Рядом с завидной частотой мелькала секира сибиряка. Пригодько выглядел так, как будто вышел в лес на заготовку дров. Пока Костя нырял, уворачивался, прыгал, бывший красноармеец, расставив пошире ноги, рубил и рубил. Теснота не позволяла маневрировать, потому воины султана, попавшие под широкие замахи секиры, не могли увернуться от ударов массивного и длинного оружия. Они бросались вперед, сокращая дистанцию, метали дротики, пытались порезать не защищенные щитом руки… и падали, падали, падали.
Через минут десять, показавшихся Косте часами и вместивших добрый десяток мини-поединков, Малышев почувствовал, что фронт атаки на него стал шире: слева исчезли двое молодых обозников, державших линию обороны. Постепенно враг теснил остатки центрального крыла франков в глубь лагеря. Телега, перед которой сражались русичи, оказалась последним выступом в море улюлюкающего и кричащего исламского воинства. За плечами Кости десяток кнехтов еще держал тонкую цепочку, связывающую их с основными силами, но было понятно, что минутное промедление готово обернуться боем в полном окружении.
– Отходим! – рявкнул из-за спины кто-то по-французски.
– Назад! Надо назад! – голос Марко сорвался на крик.

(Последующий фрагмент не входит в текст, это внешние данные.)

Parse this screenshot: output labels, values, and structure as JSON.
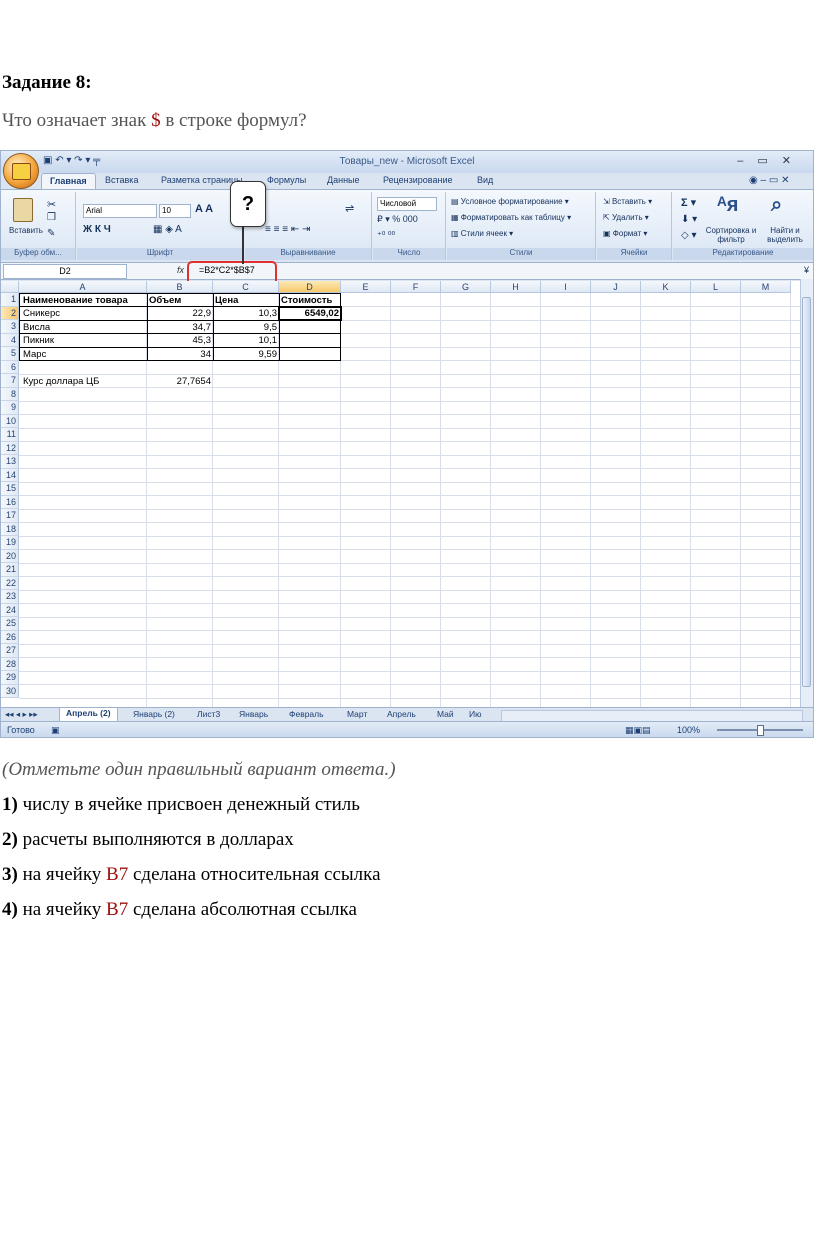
{
  "task": {
    "heading": "Задание 8:",
    "question_prefix": "Что означает знак ",
    "question_symbol": "$",
    "question_suffix": " в строке формул?"
  },
  "excel": {
    "window_title": "Товары_new - Microsoft Excel",
    "tabs": [
      "Главная",
      "Вставка",
      "Разметка страницы",
      "Формулы",
      "Данные",
      "Рецензирование",
      "Вид"
    ],
    "ribbon": {
      "paste_label": "Вставить",
      "clipboard_group": "Буфер обм...",
      "font_name": "Arial",
      "font_size": "10",
      "font_group": "Шрифт",
      "align_group": "Выравнивание",
      "number_format": "Числовой",
      "number_group": "Число",
      "cond_format": "Условное форматирование",
      "format_as_table": "Форматировать как таблицу",
      "cell_styles": "Стили ячеек",
      "styles_group": "Стили",
      "insert_cells": "Вставить",
      "delete_cells": "Удалить",
      "format_cells": "Формат",
      "cells_group": "Ячейки",
      "sort_filter": "Сортировка и фильтр",
      "find_select": "Найти и выделить",
      "editing_group": "Редактирование"
    },
    "name_box": "D2",
    "fx_label": "fx",
    "formula": "=B2*C2*$B$7",
    "callout_mark": "?",
    "columns": [
      "A",
      "B",
      "C",
      "D",
      "E",
      "F",
      "G",
      "H",
      "I",
      "J",
      "K",
      "L",
      "M"
    ],
    "rows": [
      "1",
      "2",
      "3",
      "4",
      "5",
      "6",
      "7",
      "8",
      "9",
      "10",
      "11",
      "12",
      "13",
      "14",
      "15",
      "16",
      "17",
      "18",
      "19",
      "20",
      "21",
      "22",
      "23",
      "24",
      "25",
      "26",
      "27",
      "28",
      "29",
      "30"
    ],
    "table_header": [
      "Наименование товара",
      "Объем",
      "Цена",
      "Стоимость"
    ],
    "table_rows": [
      [
        "Сникерс",
        "22,9",
        "10,3",
        "6549,02"
      ],
      [
        "Висла",
        "34,7",
        "9,5",
        ""
      ],
      [
        "Пикник",
        "45,3",
        "10,1",
        ""
      ],
      [
        "Марс",
        "34",
        "9,59",
        ""
      ]
    ],
    "rate_label": "Курс доллара ЦБ",
    "rate_value": "27,7654",
    "sheet_tabs": [
      "Апрель (2)",
      "Январь (2)",
      "Лист3",
      "Январь",
      "Февраль",
      "Март",
      "Апрель",
      "Май",
      "Ию"
    ],
    "status": "Готово",
    "zoom": "100%"
  },
  "answers": {
    "instruction": "(Отметьте один правильный вариант ответа.)",
    "options": [
      {
        "num": "1)",
        "text": "числу в ячейке присвоен денежный стиль",
        "ref": "",
        "rest": ""
      },
      {
        "num": "2)",
        "text": "расчеты выполняются в долларах",
        "ref": "",
        "rest": ""
      },
      {
        "num": "3)",
        "text": "на ячейку ",
        "ref": "В7",
        "rest": " сделана относительная ссылка"
      },
      {
        "num": "4)",
        "text": "на ячейку ",
        "ref": "В7",
        "rest": " сделана абсолютная ссылка"
      }
    ]
  }
}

Сбоку, сжав зубы, кромсал стену врагов Захар. В такой толчее от жалких обломков щита было мало проку, и красноармеец, перехватив секиру в две руки, крушил дейлемитов, не озабочиваясь проблемами обороны. Вид покрытого кровью, закованного в железо Пригодько был ужасен настолько, что мусульмане при его виде кричали «Иблис!» и пробовали повернуть назад. Здесь, у горы трупов, уже почувствовавшие победу воины ислама старались избежать схватки, уйти, затеряться в глубине строя, но вошедший в раж Захар не давал никому такой возможности. Он крушил всех, кто появлялся в пределах его видимости, одинаково поражая паникующих противников и в грудь и в спину.
Если сибиряк, казалось, не знал усталости, то Косте каждый взмах уже давался с трудом. Несколько ран на ногах и руках, нанесенных пробившими кольчугу дротиками, кровоточили, ослабляя и без того ноющее от усталости тело. Меч все больше казался неподъемным. В глазах расплывались и набегали друг на друга стеклянные червячки. Не хватало воздуха.
– Берегись! – Хрипящий голос Улугбека Костя узнал не без труда.
Он подался назад, оглянулся. Раздался знакомый скрежет и шипение. Малышев понял, что промедление опасно, и упал влево. Воины ислама с радостным воем рванули вперед и…
Грохот пушки перекрыл весь шум. Огонь, облако дыма с характерным едким запахом, а главное, полтора килограмма картечи полностью поменяли картину боя. Перед повозкой, которую русичи удерживали, их стараниями уже высилась куча из мертвых и раненых врагов. Дейлемиты, стараясь освободить проходы к страшным франкам, изредка относили тела собратьев и помогали отойти раненым, но все равно вал был приличным. Теперь же картечь сделала перед защитниками лагеря настоящую просеку, усеянную частями человеческих тел, кровью, внутренностями и обломками оружия. До самой земляной насыпи открылся проход шириной метра в полтора.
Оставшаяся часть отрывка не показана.